This year’s Rotary Boundary Walk, which took place in a new ‘Bubble’ format due to Covid-19 restrictions, has been declared a resounding success by organisers.
Nearly 200 people took part in the 12-mile charity sponsored walk over three weeks in October, raising more than £7,000 for a range of good causes.
The event takes its name from the tradition of ‘beating the bounds’ - an annual walk around the boundary of the old Maidenhead Borough – and follows the same route.
Usually it sees about 600 participants setting out on a single Sunday in October to walk a fully marshalled route with checkpoints and road crossings manned by Rotarians.
But this year, due to social distancing rules, walkers were given a three-week window to complete a non-marshalled route in ‘bubbles’ of up to six people, such as families or charity groups.

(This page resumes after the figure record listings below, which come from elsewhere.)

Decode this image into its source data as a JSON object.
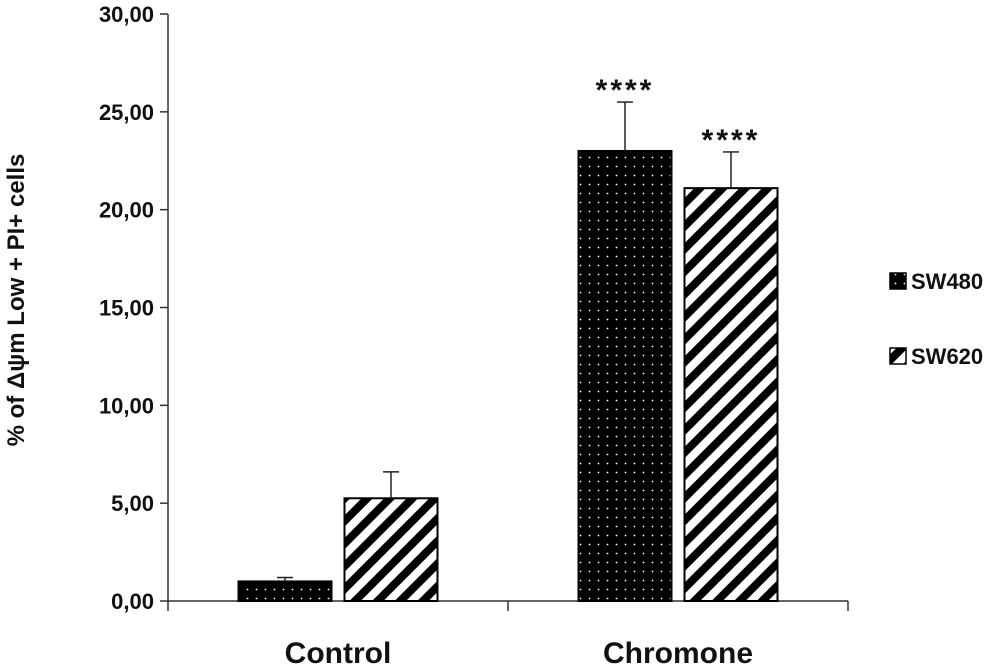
{
  "chart_data": {
    "type": "bar",
    "categories": [
      "Control",
      "Chromone"
    ],
    "series": [
      {
        "name": "SW480",
        "values": [
          1.0,
          23.0
        ],
        "errors": [
          0.2,
          2.5
        ],
        "significance": [
          "",
          "****"
        ],
        "color": "#000000",
        "pattern": "dots"
      },
      {
        "name": "SW620",
        "values": [
          5.25,
          21.1
        ],
        "errors": [
          1.35,
          1.85
        ],
        "significance": [
          "",
          "****"
        ],
        "color": "#000000",
        "pattern": "diagonal-stripes"
      }
    ],
    "yticks": [
      "0,00",
      "5,00",
      "10,00",
      "15,00",
      "20,00",
      "25,00",
      "30,00"
    ],
    "ylim": [
      0,
      30
    ],
    "ylabel": "% of Δψm Low + PI+ cells",
    "xlabel": "",
    "title": "",
    "grid": false,
    "legend_position": "right"
  }
}
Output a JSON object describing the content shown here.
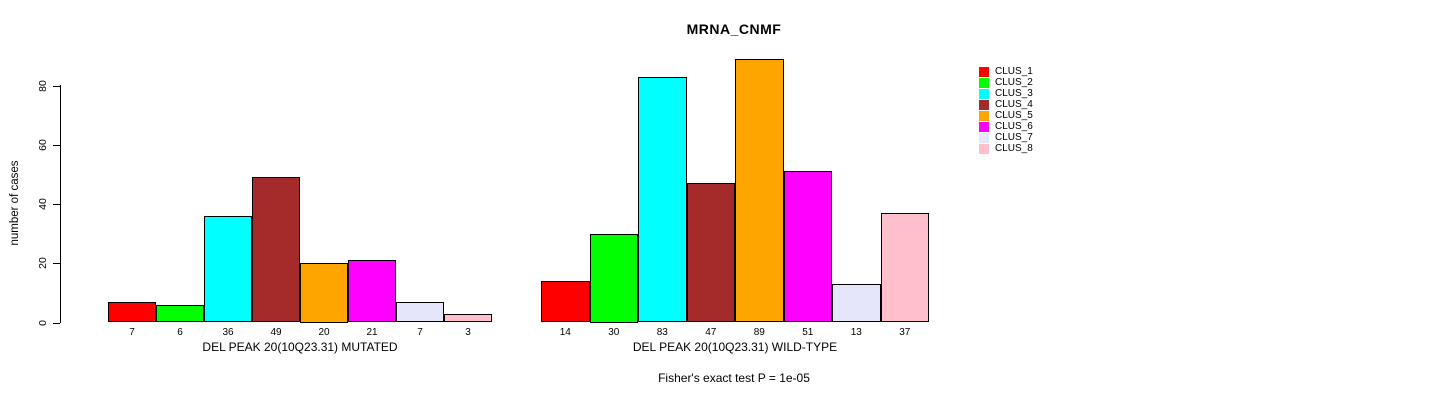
{
  "chart": {
    "title": "MRNA_CNMF",
    "ylabel": "number of cases",
    "annotation": "Fisher's exact test P = 1e-05"
  },
  "chart_data": {
    "type": "bar",
    "title": "MRNA_CNMF",
    "xlabel": "",
    "ylabel": "number of cases",
    "ylim": [
      0,
      89
    ],
    "y_ticks": [
      0,
      20,
      40,
      60,
      80
    ],
    "grid": false,
    "legend_position": "right",
    "categories": [
      "CLUS_1",
      "CLUS_2",
      "CLUS_3",
      "CLUS_4",
      "CLUS_5",
      "CLUS_6",
      "CLUS_7",
      "CLUS_8"
    ],
    "colors": [
      "#FF0000",
      "#00FF00",
      "#00FFFF",
      "#A52A2A",
      "#FFA500",
      "#FF00FF",
      "#E6E6FA",
      "#FFC0CB"
    ],
    "series": [
      {
        "name": "DEL PEAK 20(10Q23.31) MUTATED",
        "values": [
          7,
          6,
          36,
          49,
          20,
          21,
          7,
          3
        ]
      },
      {
        "name": "DEL PEAK 20(10Q23.31) WILD-TYPE",
        "values": [
          14,
          30,
          83,
          47,
          89,
          51,
          13,
          37
        ]
      }
    ],
    "annotation": "Fisher's exact test P = 1e-05"
  },
  "legend": {
    "items": [
      {
        "label": "CLUS_1",
        "color": "#FF0000"
      },
      {
        "label": "CLUS_2",
        "color": "#00FF00"
      },
      {
        "label": "CLUS_3",
        "color": "#00FFFF"
      },
      {
        "label": "CLUS_4",
        "color": "#A52A2A"
      },
      {
        "label": "CLUS_5",
        "color": "#FFA500"
      },
      {
        "label": "CLUS_6",
        "color": "#FF00FF"
      },
      {
        "label": "CLUS_7",
        "color": "#E6E6FA"
      },
      {
        "label": "CLUS_8",
        "color": "#FFC0CB"
      }
    ]
  }
}
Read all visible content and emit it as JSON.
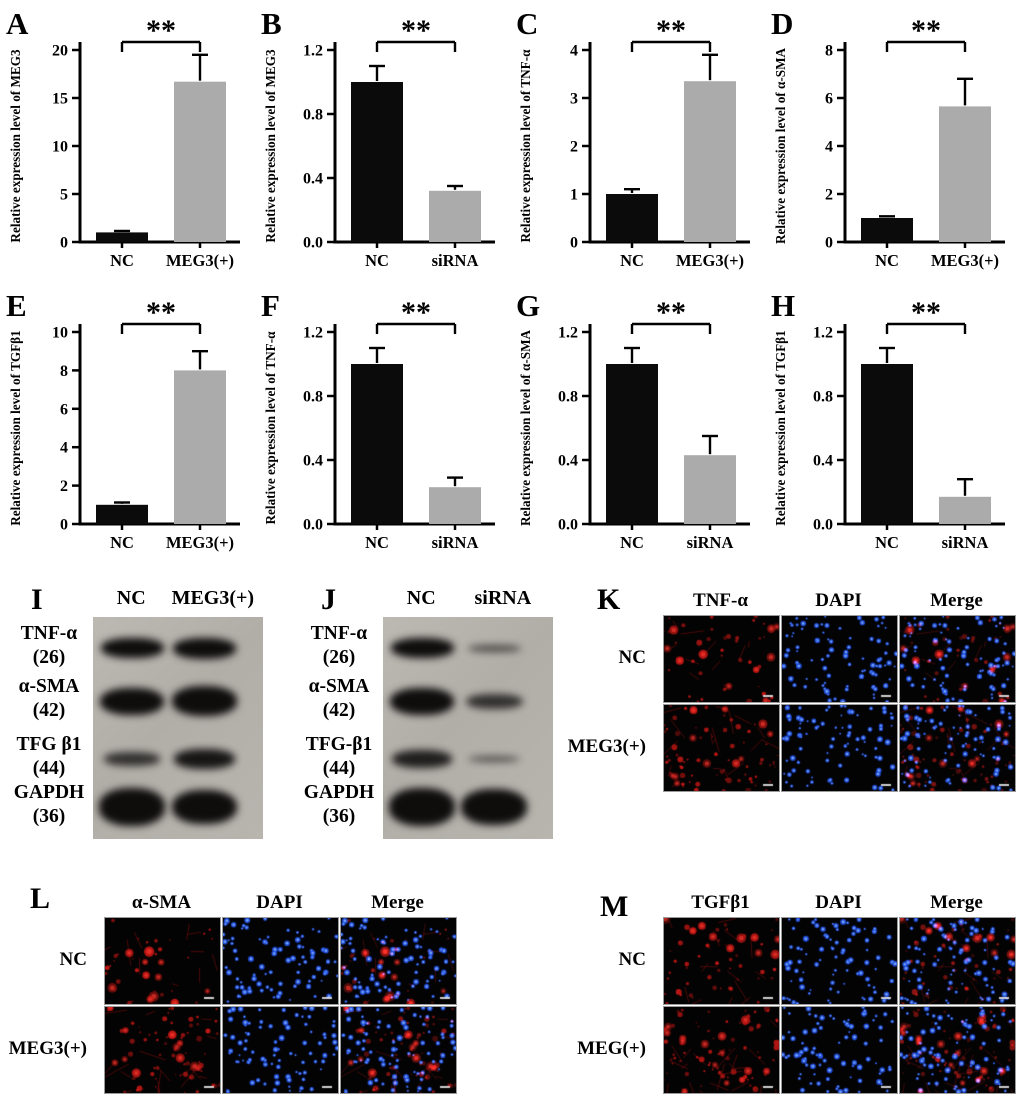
{
  "figure": {
    "description": "Multi-panel scientific figure: qPCR bar charts, western blots, immunofluorescence",
    "background": "#ffffff"
  },
  "colors": {
    "bar_black": "#0b0b0b",
    "bar_gray": "#ababab",
    "axis": "#000000",
    "blot_background": "#b3b0aa",
    "blot_band": "#0e0d0c",
    "micro_red": "#cd1816",
    "micro_blue": "#2d5df0",
    "micro_background": "#030303"
  },
  "chart_data": [
    {
      "panel": "A",
      "type": "bar",
      "ylabel": "Relative expression level of MEG3",
      "categories": [
        "NC",
        "MEG3(+)"
      ],
      "values": [
        1.0,
        16.7
      ],
      "errors": [
        0.15,
        2.8
      ],
      "ylim": [
        0,
        20
      ],
      "yticks": [
        0,
        5,
        10,
        15,
        20
      ],
      "tick_decimals": 0,
      "significance": "**",
      "bar_colors": [
        "black",
        "gray"
      ]
    },
    {
      "panel": "B",
      "type": "bar",
      "ylabel": "Relative expression level of MEG3",
      "categories": [
        "NC",
        "siRNA"
      ],
      "values": [
        1.0,
        0.32
      ],
      "errors": [
        0.1,
        0.03
      ],
      "ylim": [
        0,
        1.2
      ],
      "yticks": [
        0,
        0.4,
        0.8,
        1.2
      ],
      "tick_decimals": 1,
      "significance": "**",
      "bar_colors": [
        "black",
        "gray"
      ]
    },
    {
      "panel": "C",
      "type": "bar",
      "ylabel": "Relative expression level of TNF-α",
      "categories": [
        "NC",
        "MEG3(+)"
      ],
      "values": [
        1.0,
        3.35
      ],
      "errors": [
        0.1,
        0.55
      ],
      "ylim": [
        0,
        4
      ],
      "yticks": [
        0,
        1,
        2,
        3,
        4
      ],
      "tick_decimals": 0,
      "significance": "**",
      "bar_colors": [
        "black",
        "gray"
      ]
    },
    {
      "panel": "D",
      "type": "bar",
      "ylabel": "Relative expression level of α-SMA",
      "categories": [
        "NC",
        "MEG3(+)"
      ],
      "values": [
        1.0,
        5.65
      ],
      "errors": [
        0.07,
        1.15
      ],
      "ylim": [
        0,
        8
      ],
      "yticks": [
        0,
        2,
        4,
        6,
        8
      ],
      "tick_decimals": 0,
      "significance": "**",
      "bar_colors": [
        "black",
        "gray"
      ]
    },
    {
      "panel": "E",
      "type": "bar",
      "ylabel": "Relative expression level of TGFβ1",
      "categories": [
        "NC",
        "MEG3(+)"
      ],
      "values": [
        1.0,
        8.0
      ],
      "errors": [
        0.12,
        1.0
      ],
      "ylim": [
        0,
        10
      ],
      "yticks": [
        0,
        2,
        4,
        6,
        8,
        10
      ],
      "tick_decimals": 0,
      "significance": "**",
      "bar_colors": [
        "black",
        "gray"
      ]
    },
    {
      "panel": "F",
      "type": "bar",
      "ylabel": "Relative expression level of TNF-α",
      "categories": [
        "NC",
        "siRNA"
      ],
      "values": [
        1.0,
        0.23
      ],
      "errors": [
        0.1,
        0.06
      ],
      "ylim": [
        0,
        1.2
      ],
      "yticks": [
        0,
        0.4,
        0.8,
        1.2
      ],
      "tick_decimals": 1,
      "significance": "**",
      "bar_colors": [
        "black",
        "gray"
      ]
    },
    {
      "panel": "G",
      "type": "bar",
      "ylabel": "Relative expression level of α-SMA",
      "categories": [
        "NC",
        "siRNA"
      ],
      "values": [
        1.0,
        0.43
      ],
      "errors": [
        0.1,
        0.12
      ],
      "ylim": [
        0,
        1.2
      ],
      "yticks": [
        0,
        0.4,
        0.8,
        1.2
      ],
      "tick_decimals": 1,
      "significance": "**",
      "bar_colors": [
        "black",
        "gray"
      ]
    },
    {
      "panel": "H",
      "type": "bar",
      "ylabel": "Relative expression level of TGFβ1",
      "categories": [
        "NC",
        "siRNA"
      ],
      "values": [
        1.0,
        0.17
      ],
      "errors": [
        0.1,
        0.11
      ],
      "ylim": [
        0,
        1.2
      ],
      "yticks": [
        0,
        0.4,
        0.8,
        1.2
      ],
      "tick_decimals": 1,
      "significance": "**",
      "bar_colors": [
        "black",
        "gray"
      ]
    }
  ],
  "blots": [
    {
      "panel": "I",
      "lanes": [
        "NC",
        "MEG3(+)"
      ],
      "rows": [
        {
          "protein": "TNF-α",
          "kda": "(26)",
          "bands": [
            1.0,
            1.05
          ]
        },
        {
          "protein": "α-SMA",
          "kda": "(42)",
          "bands": [
            1.05,
            1.15
          ]
        },
        {
          "protein": "TFG β1",
          "kda": "(44)",
          "bands": [
            0.6,
            0.9
          ]
        },
        {
          "protein": "GAPDH",
          "kda": "(36)",
          "bands": [
            1.25,
            1.15
          ]
        }
      ]
    },
    {
      "panel": "J",
      "lanes": [
        "NC",
        "siRNA"
      ],
      "rows": [
        {
          "protein": "TNF-α",
          "kda": "(26)",
          "bands": [
            1.0,
            0.35
          ]
        },
        {
          "protein": "α-SMA",
          "kda": "(42)",
          "bands": [
            1.05,
            0.6
          ]
        },
        {
          "protein": "TFG-β1",
          "kda": "(44)",
          "bands": [
            0.8,
            0.3
          ]
        },
        {
          "protein": "GAPDH",
          "kda": "(36)",
          "bands": [
            1.25,
            1.2
          ]
        }
      ]
    }
  ],
  "micro_panels": [
    {
      "panel": "K",
      "columns": [
        "TNF-α",
        "DAPI",
        "Merge"
      ],
      "channels": [
        "red",
        "dapi",
        "merge"
      ],
      "rows": [
        {
          "label": "NC",
          "red_intensity": 0.8
        },
        {
          "label": "MEG3(+)",
          "red_intensity": 1.4
        }
      ]
    },
    {
      "panel": "L",
      "columns": [
        "α-SMA",
        "DAPI",
        "Merge"
      ],
      "channels": [
        "red",
        "dapi",
        "merge"
      ],
      "rows": [
        {
          "label": "NC",
          "red_intensity": 0.7
        },
        {
          "label": "MEG3(+)",
          "red_intensity": 1.35
        }
      ]
    },
    {
      "panel": "M",
      "columns": [
        "TGFβ1",
        "DAPI",
        "Merge"
      ],
      "channels": [
        "red",
        "dapi",
        "merge"
      ],
      "rows": [
        {
          "label": "NC",
          "red_intensity": 1.0
        },
        {
          "label": "MEG(+)",
          "red_intensity": 1.5
        }
      ]
    }
  ]
}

“We were absolutely delighted with how the ‘Bubble’ format worked,” said organising committee chairman Jim Howles. “With the Boundary Walk impossible to run in the normal way, having 200 people still take part and raise so much money for charity in such a difficult year is a fantastic result.
“Lots of charities rely on it as a major fundraiser and we were determined to find a way for it to go ahead despite the restrictions.
“We’d like to say a huge thank-you to all the walkers who took part and to the Louis Baylis Trust and Shanly Foundation for their support.”
The Boundary Walk is jointly organised by Maidenhead Rotary Club and Maidenhead Bridge Rotary Club. They hope that by next year it will be able to return in its usual format but are thinking about introducing a longer window for walkers who are unable to take part in the main event.